Over the last several months, Magny has spent a lot of time reflecting on his mindset heading into the fight and the way his preparations have changed since those two action-packed years where he was competing every six to eight weeks.
He’s thought about the months on the sidelines, the hours of therapy and the constant questions about whether he would ever be able to compete again and how that shaped his thinking heading into the bout with Dos Anjos in September, as well as what he needs to do in order to take the next step forward in his career.
“Going into that fight with RDA, I was creating this thing in my mind where just the idea of getting over the injury was the win,” he says. “I was so focused on ‘Hey, I’m past this injury – I can go back and compete now!’ I feel like that took more precedent than the fact that I was going out there to fight.
“I’ve been working with a sports psychologist trying to figure out what it is I have to do within training to allow me to make myself better mentally and these are the things that are going to help me get the results that I’m chasing in the Top 10 and the Top 5 now,” says Magny, who admits that setting his ego aside and allowing himself to be willing to learn has been a challenge.
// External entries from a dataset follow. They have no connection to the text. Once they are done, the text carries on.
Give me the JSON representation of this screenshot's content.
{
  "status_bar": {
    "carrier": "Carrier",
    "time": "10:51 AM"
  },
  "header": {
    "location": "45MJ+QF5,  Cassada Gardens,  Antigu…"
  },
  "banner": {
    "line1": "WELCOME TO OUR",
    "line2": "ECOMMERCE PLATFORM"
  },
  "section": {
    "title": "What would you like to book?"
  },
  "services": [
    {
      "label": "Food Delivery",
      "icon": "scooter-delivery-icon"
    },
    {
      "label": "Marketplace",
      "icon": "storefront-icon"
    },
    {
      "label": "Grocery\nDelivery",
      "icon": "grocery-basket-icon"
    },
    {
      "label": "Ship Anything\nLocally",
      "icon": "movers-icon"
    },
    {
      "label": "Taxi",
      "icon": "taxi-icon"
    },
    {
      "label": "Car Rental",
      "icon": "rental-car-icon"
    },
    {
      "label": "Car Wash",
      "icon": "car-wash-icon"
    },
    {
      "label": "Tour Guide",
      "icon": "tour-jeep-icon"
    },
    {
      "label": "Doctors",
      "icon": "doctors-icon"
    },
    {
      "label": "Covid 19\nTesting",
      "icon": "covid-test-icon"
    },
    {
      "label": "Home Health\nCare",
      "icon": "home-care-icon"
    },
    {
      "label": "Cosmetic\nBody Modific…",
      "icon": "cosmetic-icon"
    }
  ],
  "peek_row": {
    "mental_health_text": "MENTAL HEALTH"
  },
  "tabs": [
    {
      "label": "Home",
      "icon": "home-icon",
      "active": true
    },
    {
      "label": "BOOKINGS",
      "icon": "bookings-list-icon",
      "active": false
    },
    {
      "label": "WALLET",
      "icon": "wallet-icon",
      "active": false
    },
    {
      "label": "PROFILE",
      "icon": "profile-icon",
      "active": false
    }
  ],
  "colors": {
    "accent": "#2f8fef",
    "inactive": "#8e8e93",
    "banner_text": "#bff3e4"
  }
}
“It was difficult because you walk in and here’s this guy that says, ‘We need to deal with your mindset’ and it’s like, ‘I’m good, dude. I’ve been fighting for a while now and dealing with life for a real long time, so there’s nothing that’s going to surprise me and I’ll be able to deal with this fight well. I don’t think I need to work the mental at all.’
“I had to put my ego aside and put myself in a position where I’m able to be vulnerable and learn from this person. So it’s like, ‘This is where I’m at and this is where I want to get. How do we reach this goal?’ And to tell you the truth, it has been pretty beneficial so far.”
Just like last year, Magny gets the opportunity to close out 2017 on a high note, competing on the final fight card of the year in the Pay-Per-View opener opposite former interim champ Carlos Condit.
Getting paired with “The Natural Born Killer” was not something Magny was expecting when he reached out to UFC matchmaker Sean Shelby following his loss in September, but it’s an opportunity he jumped at right away.
“After that fight with RDA, I reached out to Sean Shelby and was like, ‘Hey man, I want to get back in there as soon as possible to get this nasty taste out of my mouth,’” recounts Magny, who enters the contest with a 19-7 record while sitting at No. 12 in the welterweight rankings. “I didn’t want to sit and dwell on it too much. I know I can do better than what I showed and I just want to get out there and prove that I’m a lot better fighter than what I showed in that last fight.
“To get a guy like Carlos Condit who I respect and watched for years and years, this is the kind of fight that is going to force me to get back in the gym and force me to bring my ‘A’ Game, so let’s do it. I’m excited for it.”
And now that the fight is almost here, he’s champing at the bit to get back into the cage and show off the improvements he’s made over the last couple months.
“I’ve been watching Carlos Condit for years, so there is nothing that he’s going to do that is going to surprise me; it’s all about the work and effort that I’ve been putting in for the last few months and going out there and making it count,” he says. “It’s going to be me executing what I’ve been working on and putting on the show I know I’m capable of putting on; that’s what I’m most looking forward to.
“There are no excuses: I’m well prepared; my body is right and my mind is right, so let’s go out there and have a great night.”